Re: HTML5 Issue 11 (encoding detection): I18N WG response... from Maciej Stachowiak on 2009-08-20 (public-html@w3.org from August 2009)

From: Maciej Stachowiak <mjs@apple.com>
Date: Thu, 20 Aug 2009 00:32:58 -0700
To: "Phillips, Addison" <addison@amazon.com>
Cc: "public-html@w3.org" <public-html@w3.org>, "public-i18n-core@w3.org" <public-i18n-core@w3.org>
Message-id: <E2B1860A-6BDD-4008-B157-901FE4A59005@apple.com>

Based on further discussion with you and Henri, I filed the following:

http://www.w3.org/Bugs/Public/show_bug.cgi?id=7380
"Suggest heuristic detection of UTF-8"

http://www.w3.org/Bugs/Public/show_bug.cgi?id=7381
"Clarify default encoding wording and add some examples for non-latin  
locales."

Would you be willing to close ISSUE-11 in favor of the above two bugs?

Regards,
Maciej

On Aug 19, 2009, at 9:22 PM, Phillips, Addison wrote:

> Dear HTML5,
>
> The I18N Core WG would like to respond to your issue located here:
>
>   http://www.w3.org/html/wg/tracker/issues/11
>
> We remain concerned about the text in Step 7 in this section:
>
>   http://dev.w3.org/html5/spec/Overview.html#determining-the-character-encoding
>
> Your current text reads:
>
> --
> Otherwise, return an implementation-defined or user-specified  
> default character encoding, with the confidence  tentative.

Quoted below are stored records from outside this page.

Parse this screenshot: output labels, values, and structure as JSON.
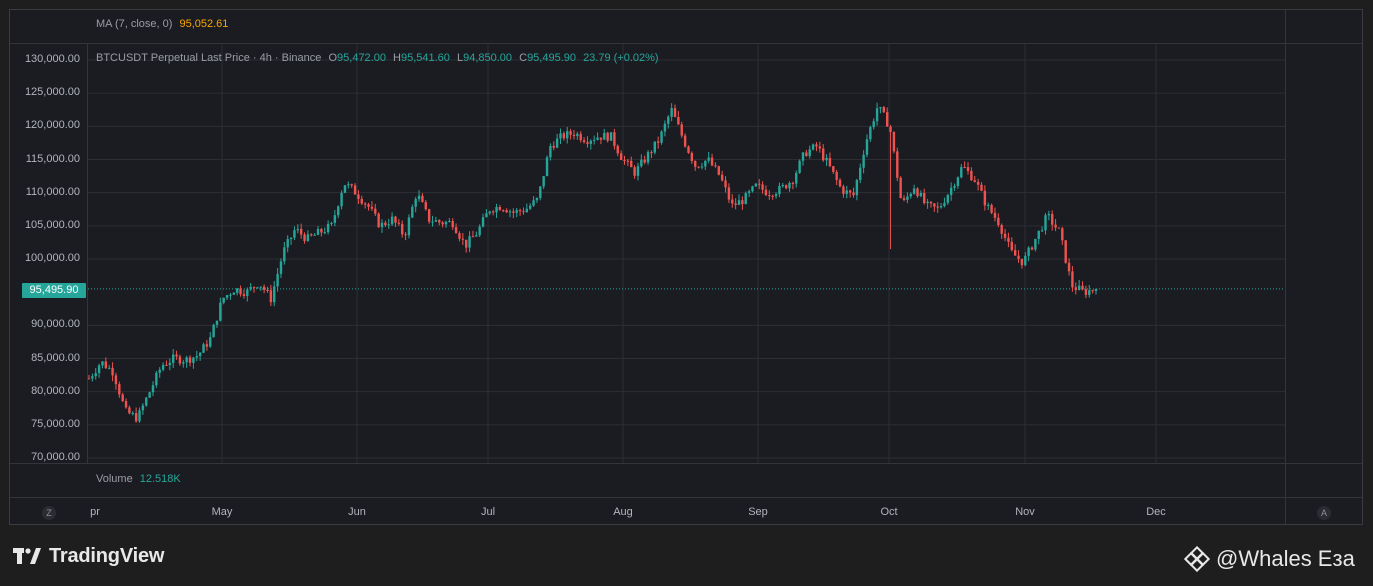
{
  "indicator": {
    "name": "MA (7, close, 0)",
    "value": "95,052.61"
  },
  "symbol_line": {
    "desc": "BTCUSDT Perpetual Last Price · 4h · Binance",
    "open_label": "O",
    "open": "95,472.00",
    "high_label": "H",
    "high": "95,541.60",
    "low_label": "L",
    "low": "94,850.00",
    "close_label": "C",
    "close": "95,495.90",
    "change": "23.79 (+0.02%)"
  },
  "volume": {
    "label": "Volume",
    "value": "12.518K"
  },
  "price_axis": [
    "130,000.00",
    "125,000.00",
    "120,000.00",
    "115,000.00",
    "110,000.00",
    "105,000.00",
    "100,000.00",
    "90,000.00",
    "85,000.00",
    "80,000.00",
    "75,000.00",
    "70,000.00"
  ],
  "current_price_label": "95,495.90",
  "time_axis": [
    "pr",
    "May",
    "Jun",
    "Jul",
    "Aug",
    "Sep",
    "Oct",
    "Nov",
    "Dec"
  ],
  "axis_buttons": {
    "left": "Z",
    "right": "A"
  },
  "footer": {
    "brand": "TradingView",
    "watermark": "@Whales Eзa"
  },
  "colors": {
    "up": "#26a69a",
    "down": "#ef5350",
    "background": "#1b1c21",
    "grid": "#33353b"
  },
  "chart_data": {
    "type": "candlestick",
    "ylim": [
      70000,
      130000
    ],
    "x_start": "Apr",
    "x_end": "Dec",
    "last_price": 95495.9,
    "closes": [
      82000,
      84500,
      83000,
      77000,
      76000,
      80000,
      84000,
      85000,
      84800,
      85500,
      88000,
      94000,
      95500,
      95000,
      96500,
      94000,
      101000,
      104500,
      103000,
      104000,
      105000,
      111500,
      110000,
      108000,
      105000,
      106000,
      103500,
      110000,
      106000,
      105500,
      105500,
      102000,
      104000,
      107500,
      108000,
      107000,
      107500,
      109000,
      117000,
      118500,
      119000,
      118000,
      118500,
      118500,
      115000,
      113000,
      115500,
      118000,
      122500,
      118000,
      114000,
      115000,
      112500,
      108000,
      109000,
      111000,
      110000,
      110500,
      112000,
      116000,
      117000,
      114000,
      110500,
      109500,
      117500,
      123000,
      120000,
      108000,
      111000,
      108000,
      107500,
      110500,
      114000,
      112000,
      108000,
      105500,
      101000,
      99500,
      103000,
      106500,
      104000,
      96000,
      95000,
      95495.9
    ]
  }
}
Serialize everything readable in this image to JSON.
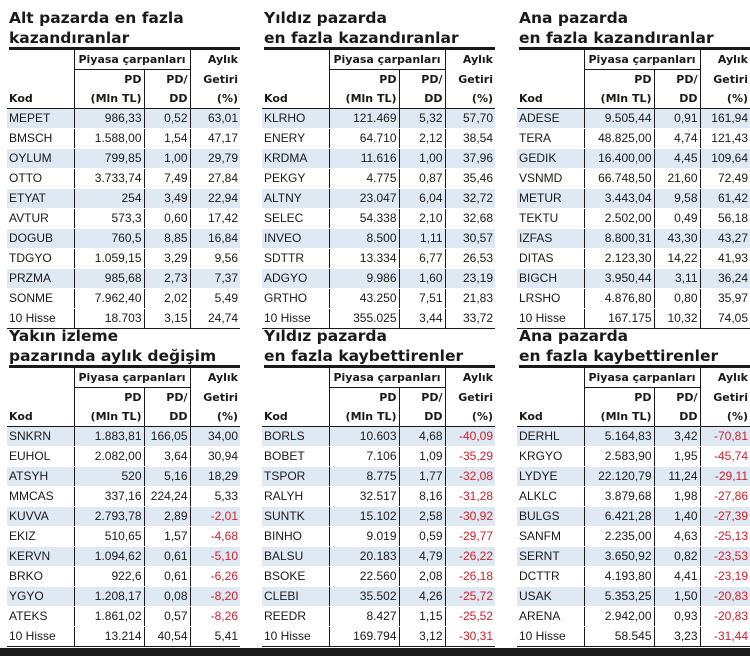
{
  "headers": {
    "group": "Piyasa çarpanları",
    "aylik": "Aylık",
    "pd": "PD",
    "pddd": "PD/",
    "getiri": "Getiri",
    "kod": "Kod",
    "mln": "(Mln TL)",
    "dd": "DD",
    "pct": "(%)"
  },
  "panels": [
    {
      "title1": "Alt pazarda en fazla",
      "title2": "kazandıranlar",
      "rows": [
        [
          "MEPET",
          "986,33",
          "0,52",
          "63,01"
        ],
        [
          "BMSCH",
          "1.588,00",
          "1,54",
          "47,17"
        ],
        [
          "OYLUM",
          "799,85",
          "1,00",
          "29,79"
        ],
        [
          "OTTO",
          "3.733,74",
          "7,49",
          "27,84"
        ],
        [
          "ETYAT",
          "254",
          "3,49",
          "22,94"
        ],
        [
          "AVTUR",
          "573,3",
          "0,60",
          "17,42"
        ],
        [
          "DOGUB",
          "760,5",
          "8,85",
          "16,84"
        ],
        [
          "TDGYO",
          "1.059,15",
          "3,29",
          "9,56"
        ],
        [
          "PRZMA",
          "985,68",
          "2,73",
          "7,37"
        ],
        [
          "SONME",
          "7.962,40",
          "2,02",
          "5,49"
        ]
      ],
      "total": [
        "10 Hisse",
        "18.703",
        "3,15",
        "24,74"
      ]
    },
    {
      "title1": "Yıldız pazarda",
      "title2": "en fazla kazandıranlar",
      "rows": [
        [
          "KLRHO",
          "121.469",
          "5,32",
          "57,70"
        ],
        [
          "ENERY",
          "64.710",
          "2,12",
          "38,54"
        ],
        [
          "KRDMA",
          "11.616",
          "1,00",
          "37,96"
        ],
        [
          "PEKGY",
          "4.775",
          "0,87",
          "35,46"
        ],
        [
          "ALTNY",
          "23.047",
          "6,04",
          "32,72"
        ],
        [
          "SELEC",
          "54.338",
          "2,10",
          "32,68"
        ],
        [
          "INVEO",
          "8.500",
          "1,11",
          "30,57"
        ],
        [
          "SDTTR",
          "13.334",
          "6,77",
          "26,53"
        ],
        [
          "ADGYO",
          "9.986",
          "1,60",
          "23,19"
        ],
        [
          "GRTHO",
          "43.250",
          "7,51",
          "21,83"
        ]
      ],
      "total": [
        "10 Hisse",
        "355.025",
        "3,44",
        "33,72"
      ]
    },
    {
      "title1": "Ana pazarda",
      "title2": "en fazla kazandıranlar",
      "rows": [
        [
          "ADESE",
          "9.505,44",
          "0,91",
          "161,94"
        ],
        [
          "TERA",
          "48.825,00",
          "4,74",
          "121,43"
        ],
        [
          "GEDIK",
          "16.400,00",
          "4,45",
          "109,64"
        ],
        [
          "VSNMD",
          "66.748,50",
          "21,60",
          "72,49"
        ],
        [
          "METUR",
          "3.443,04",
          "9,58",
          "61,42"
        ],
        [
          "TEKTU",
          "2.502,00",
          "0,49",
          "56,18"
        ],
        [
          "IZFAS",
          "8.800,31",
          "43,30",
          "43,27"
        ],
        [
          "DITAS",
          "2.123,30",
          "14,22",
          "41,93"
        ],
        [
          "BIGCH",
          "3.950,44",
          "3,11",
          "36,24"
        ],
        [
          "LRSHO",
          "4.876,80",
          "0,80",
          "35,97"
        ]
      ],
      "total": [
        "10 Hisse",
        "167.175",
        "10,32",
        "74,05"
      ]
    },
    {
      "title1": "Yakın izleme",
      "title2": "pazarında aylık değişim",
      "rows": [
        [
          "SNKRN",
          "1.883,81",
          "166,05",
          "34,00"
        ],
        [
          "EUHOL",
          "2.082,00",
          "3,64",
          "30,94"
        ],
        [
          "ATSYH",
          "520",
          "5,16",
          "18,29"
        ],
        [
          "MMCAS",
          "337,16",
          "224,24",
          "5,33"
        ],
        [
          "KUVVA",
          "2.793,78",
          "2,89",
          "-2,01"
        ],
        [
          "EKIZ",
          "510,65",
          "1,57",
          "-4,68"
        ],
        [
          "KERVN",
          "1.094,62",
          "0,61",
          "-5,10"
        ],
        [
          "BRKO",
          "922,6",
          "0,61",
          "-6,26"
        ],
        [
          "YGYO",
          "1.208,17",
          "0,08",
          "-8,20"
        ],
        [
          "ATEKS",
          "1.861,02",
          "0,57",
          "-8,26"
        ]
      ],
      "total": [
        "10 Hisse",
        "13.214",
        "40,54",
        "5,41"
      ]
    },
    {
      "title1": "Yıldız pazarda",
      "title2": "en fazla kaybettirenler",
      "rows": [
        [
          "BORLS",
          "10.603",
          "4,68",
          "-40,09"
        ],
        [
          "BOBET",
          "7.106",
          "1,09",
          "-35,29"
        ],
        [
          "TSPOR",
          "8.775",
          "1,77",
          "-32,08"
        ],
        [
          "RALYH",
          "32.517",
          "8,16",
          "-31,28"
        ],
        [
          "SUNTK",
          "15.102",
          "2,58",
          "-30,92"
        ],
        [
          "BINHO",
          "9.019",
          "0,59",
          "-29,77"
        ],
        [
          "BALSU",
          "20.183",
          "4,79",
          "-26,22"
        ],
        [
          "BSOKE",
          "22.560",
          "2,08",
          "-26,18"
        ],
        [
          "CLEBI",
          "35.502",
          "4,26",
          "-25,72"
        ],
        [
          "REEDR",
          "8.427",
          "1,15",
          "-25,52"
        ]
      ],
      "total": [
        "10 Hisse",
        "169.794",
        "3,12",
        "-30,31"
      ]
    },
    {
      "title1": "Ana pazarda",
      "title2": "en fazla kaybettirenler",
      "rows": [
        [
          "DERHL",
          "5.164,83",
          "3,42",
          "-70,81"
        ],
        [
          "KRGYO",
          "2.583,90",
          "1,95",
          "-45,74"
        ],
        [
          "LYDYE",
          "22.120,79",
          "11,24",
          "-29,11"
        ],
        [
          "ALKLC",
          "3.879,68",
          "1,98",
          "-27,86"
        ],
        [
          "BULGS",
          "6.421,28",
          "1,40",
          "-27,39"
        ],
        [
          "SANFM",
          "2.235,00",
          "4,63",
          "-25,13"
        ],
        [
          "SERNT",
          "3.650,92",
          "0,82",
          "-23,53"
        ],
        [
          "DCTTR",
          "4.193,80",
          "4,41",
          "-23,19"
        ],
        [
          "USAK",
          "5.353,25",
          "1,50",
          "-20,83"
        ],
        [
          "ARENA",
          "2.942,00",
          "0,93",
          "-20,83"
        ]
      ],
      "total": [
        "10 Hisse",
        "58.545",
        "3,23",
        "-31,44"
      ]
    }
  ]
}
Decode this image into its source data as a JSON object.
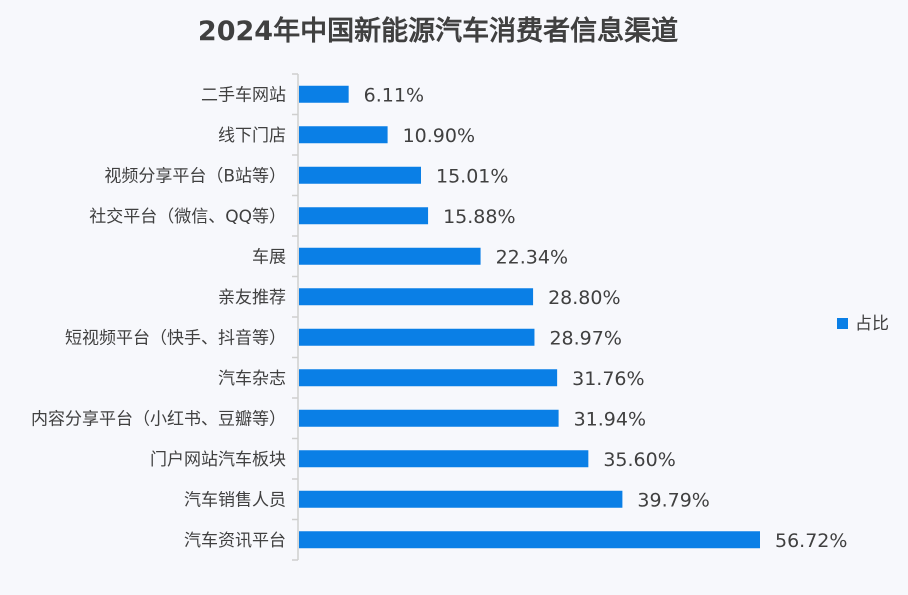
{
  "chart_data": {
    "type": "bar",
    "orientation": "horizontal",
    "title": "2024年中国新能源汽车消费者信息渠道",
    "xlabel": "",
    "ylabel": "",
    "categories": [
      "二手车网站",
      "线下门店",
      "视频分享平台（B站等）",
      "社交平台（微信、QQ等）",
      "车展",
      "亲友推荐",
      "短视频平台（快手、抖音等）",
      "汽车杂志",
      "内容分享平台（小红书、豆瓣等）",
      "门户网站汽车板块",
      "汽车销售人员",
      "汽车资讯平台"
    ],
    "series": [
      {
        "name": "占比",
        "values": [
          6.11,
          10.9,
          15.01,
          15.88,
          22.34,
          28.8,
          28.97,
          31.76,
          31.94,
          35.6,
          39.79,
          56.72
        ],
        "labels": [
          "6.11%",
          "10.90%",
          "15.01%",
          "15.88%",
          "22.34%",
          "28.80%",
          "28.97%",
          "31.76%",
          "31.94%",
          "35.60%",
          "39.79%",
          "56.72%"
        ],
        "color": "#0A7FE6"
      }
    ],
    "xlim": [
      0,
      60
    ],
    "grid": false,
    "legend": {
      "position": "right",
      "label": "占比"
    },
    "colors": {
      "bar": "#0A7FE6",
      "title": "#404040",
      "text": "#404040",
      "axis": "#CFCFCF",
      "background": "#F7F8FC"
    }
  }
}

In non- 
> legacy environments, the more comprehensive UTF-8 encoding is  
> recommended. Due to its use in legacy content, windows-1252 is  
> recommended as a default in predominantly Western demographics  
> instead. Since these encodings can in many cases be distinguished by  
> inspection, a user agent may heuristically decide which to use as a  
> default.
> --
>
> Our concerns about this text are:
>
> 1. It isn't clear what constitutes a "legacy" or "non-legacy  
> environment". We think that, for modern implementations, a bare  
> recommendation of UTF-8 would be preferable.
>
> 2. The sentence starting "Since these encodings can {...} be  
> distinguished by inspection" is not really accurate. If the user  
> agent has performed the optional step (6), then heuristic detection  
> has already been applied and failed. If the user agent has not done  
> step (6), then the only reasonable encoding that can reliably be  
> detected based solely on bit-pattern is UTF-8.
>
> 3. We think your intention is to permit the feature most browsers  
> have of allowing the user to configure (from a base default) the  
> character encoding to use when displaying a given page. The sentence  
> starting "Due to its use..." mentions "predominantly Western  
> demographics", which we find troublesome, especially given that it  
> is associated with the keyword "recommended".
>
> We would like to request that you reword this paragraph along the  
> lines of something like:
>
> --
> Otherwise, return an implementation-defined or user-specified  
> default character encoding, with the confidence tentative. The UTF-8  
> encoding is recommended as a default. The default may also be set  
> according to the expectations and predominant legacy content  
> encodings for a given demographic or audience. For example,  
> windows-1252 is recommended as the default encoding for Western  
> European language environments. Other encodings may also be used.  
> For example, "windows-949" might be an appropriate default in a  
> Korean language runtime environment.
> --
>
> 4. We suggest adding to step (6) this note:
>
> --
> Note: The UTF-8 encoding has a highly detectable bit pattern.  
> Documents that contain bytes > 0x7F which match the UTF-8 pattern  
> are very likely to be UTF-8, while documents that do not match it  
> definitely are not. While not full autodetection, it may be  
> appropriate for a user-agent to search for this common encoding.
> --
>
> Addison (for I18N WG)
>
> Addison Phillips
> Globalization Architect -- Lab126
>
> Internationalization is not a feature.
> It is an architecture.
>

Received on Thursday, 20 August 2009 07:33:42 UTC